How Companies Win: Profiting from Demand-Driven Business Models No Matter What Business You're In by Rick Kash and David Calhoun (Harper Business, October 2010)
I wouldn't be telling you about Byrnes's book if I thought it was a waste of time. Of course, his is one of many, many proposed paths to profitability. Management consultant Rick Kash and David Calhoun, chairman and CEO of the Nielsen Company, offer their own solution. The demand-driven model they propose is based on their thesis that with the shift from a supply-driven global economy to a demand-driven one, satisfying customer demand is the way to profits. What's especially valuable in How Companies Win are the many and detailed case studies of companies from Anheuser-Busch to Ball Park Franks to McDonald's that illustrate the practices and frameworks the authors recommend.
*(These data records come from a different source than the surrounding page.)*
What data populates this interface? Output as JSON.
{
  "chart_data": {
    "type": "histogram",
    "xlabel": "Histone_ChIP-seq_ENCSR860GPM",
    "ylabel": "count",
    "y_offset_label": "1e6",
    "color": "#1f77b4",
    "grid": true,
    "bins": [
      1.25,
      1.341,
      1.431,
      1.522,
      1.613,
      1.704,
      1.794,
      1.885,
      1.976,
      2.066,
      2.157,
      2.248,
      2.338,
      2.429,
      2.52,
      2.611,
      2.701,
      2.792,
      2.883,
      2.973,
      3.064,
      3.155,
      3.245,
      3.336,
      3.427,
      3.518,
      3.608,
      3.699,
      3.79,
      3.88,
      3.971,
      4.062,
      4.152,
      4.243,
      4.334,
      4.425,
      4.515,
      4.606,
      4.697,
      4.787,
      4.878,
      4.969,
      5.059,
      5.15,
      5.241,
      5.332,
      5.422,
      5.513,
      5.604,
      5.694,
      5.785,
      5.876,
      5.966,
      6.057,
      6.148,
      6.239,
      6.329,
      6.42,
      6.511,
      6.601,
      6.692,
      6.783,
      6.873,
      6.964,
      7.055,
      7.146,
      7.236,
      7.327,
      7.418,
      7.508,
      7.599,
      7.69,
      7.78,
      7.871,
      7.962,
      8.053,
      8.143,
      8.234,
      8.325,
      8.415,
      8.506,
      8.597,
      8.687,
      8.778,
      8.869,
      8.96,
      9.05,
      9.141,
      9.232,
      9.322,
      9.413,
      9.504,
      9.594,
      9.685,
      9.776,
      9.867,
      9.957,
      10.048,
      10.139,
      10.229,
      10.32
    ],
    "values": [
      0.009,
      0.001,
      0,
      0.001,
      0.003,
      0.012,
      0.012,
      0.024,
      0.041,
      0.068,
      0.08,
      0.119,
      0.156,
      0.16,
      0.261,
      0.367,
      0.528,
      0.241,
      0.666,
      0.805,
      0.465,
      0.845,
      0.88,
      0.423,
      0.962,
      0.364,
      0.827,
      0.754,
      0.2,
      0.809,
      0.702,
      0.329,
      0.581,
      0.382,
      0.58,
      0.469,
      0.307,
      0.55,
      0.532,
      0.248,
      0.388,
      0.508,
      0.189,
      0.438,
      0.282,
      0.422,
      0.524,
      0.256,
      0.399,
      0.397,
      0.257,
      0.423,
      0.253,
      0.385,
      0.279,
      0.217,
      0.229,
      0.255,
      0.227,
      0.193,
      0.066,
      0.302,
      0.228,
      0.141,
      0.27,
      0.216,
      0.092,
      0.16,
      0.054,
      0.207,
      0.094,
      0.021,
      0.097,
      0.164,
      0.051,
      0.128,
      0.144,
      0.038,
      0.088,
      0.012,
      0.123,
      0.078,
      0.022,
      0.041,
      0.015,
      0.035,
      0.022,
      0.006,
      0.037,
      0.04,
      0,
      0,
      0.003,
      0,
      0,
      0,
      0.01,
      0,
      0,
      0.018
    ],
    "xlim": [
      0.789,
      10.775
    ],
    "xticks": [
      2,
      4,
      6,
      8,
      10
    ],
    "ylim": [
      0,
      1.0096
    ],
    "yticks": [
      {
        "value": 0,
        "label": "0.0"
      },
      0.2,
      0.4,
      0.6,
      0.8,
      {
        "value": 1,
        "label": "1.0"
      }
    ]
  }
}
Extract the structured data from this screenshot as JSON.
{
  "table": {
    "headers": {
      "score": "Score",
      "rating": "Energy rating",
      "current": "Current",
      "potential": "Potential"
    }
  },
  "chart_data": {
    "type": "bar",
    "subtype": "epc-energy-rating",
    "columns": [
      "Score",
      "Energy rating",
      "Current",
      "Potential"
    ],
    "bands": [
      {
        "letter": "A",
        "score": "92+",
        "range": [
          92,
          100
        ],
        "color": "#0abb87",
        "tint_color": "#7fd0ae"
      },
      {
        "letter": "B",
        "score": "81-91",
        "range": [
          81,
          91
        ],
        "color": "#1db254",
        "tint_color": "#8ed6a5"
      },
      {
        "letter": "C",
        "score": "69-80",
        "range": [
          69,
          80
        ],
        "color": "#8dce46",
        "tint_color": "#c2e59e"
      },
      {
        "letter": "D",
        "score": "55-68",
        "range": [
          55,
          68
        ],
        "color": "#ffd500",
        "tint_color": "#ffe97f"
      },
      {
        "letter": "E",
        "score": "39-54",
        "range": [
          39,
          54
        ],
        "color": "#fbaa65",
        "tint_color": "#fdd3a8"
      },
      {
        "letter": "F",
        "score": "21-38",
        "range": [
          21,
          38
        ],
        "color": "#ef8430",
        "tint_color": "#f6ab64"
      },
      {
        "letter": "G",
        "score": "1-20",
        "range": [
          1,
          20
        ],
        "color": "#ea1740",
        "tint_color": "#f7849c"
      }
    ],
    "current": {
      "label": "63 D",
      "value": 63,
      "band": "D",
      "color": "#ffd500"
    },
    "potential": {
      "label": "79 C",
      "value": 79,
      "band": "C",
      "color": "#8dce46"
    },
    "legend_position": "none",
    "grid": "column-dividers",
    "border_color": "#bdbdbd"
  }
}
As Kash told me earlier, CIOs preside over innovation at their companies and therefore "are the DNA of how companies win." Chapter Five, "Total Innovation," will naturally be of special interest to CIOs. But again, you'd be remiss in limiting your perusal to this section. At the very least, check out Chapter One, "The Demand-Driven Company," for an introductory example of the basic premise in action at McDonald's. If the demand-driven model piques your interest, you'll want to explore Chapter Three, "Demand Profit Tools." Here you'll find an alternative way to analyze customers; i.e. by customer-profit "pools" instead of tradition market segments. You'll also see how Best Buy identified different customer profiles by their needs and demands, analyzed which customers brought them the most profits and what these customers' unmet needs were, and sought to differentiate Best Buy from competitors by satisfying these needs. If CIOs are the DNA of how companies win, collecting and analyzing data is the genome that enables the company's key strategists and decision makers to take ultimately profitable actions.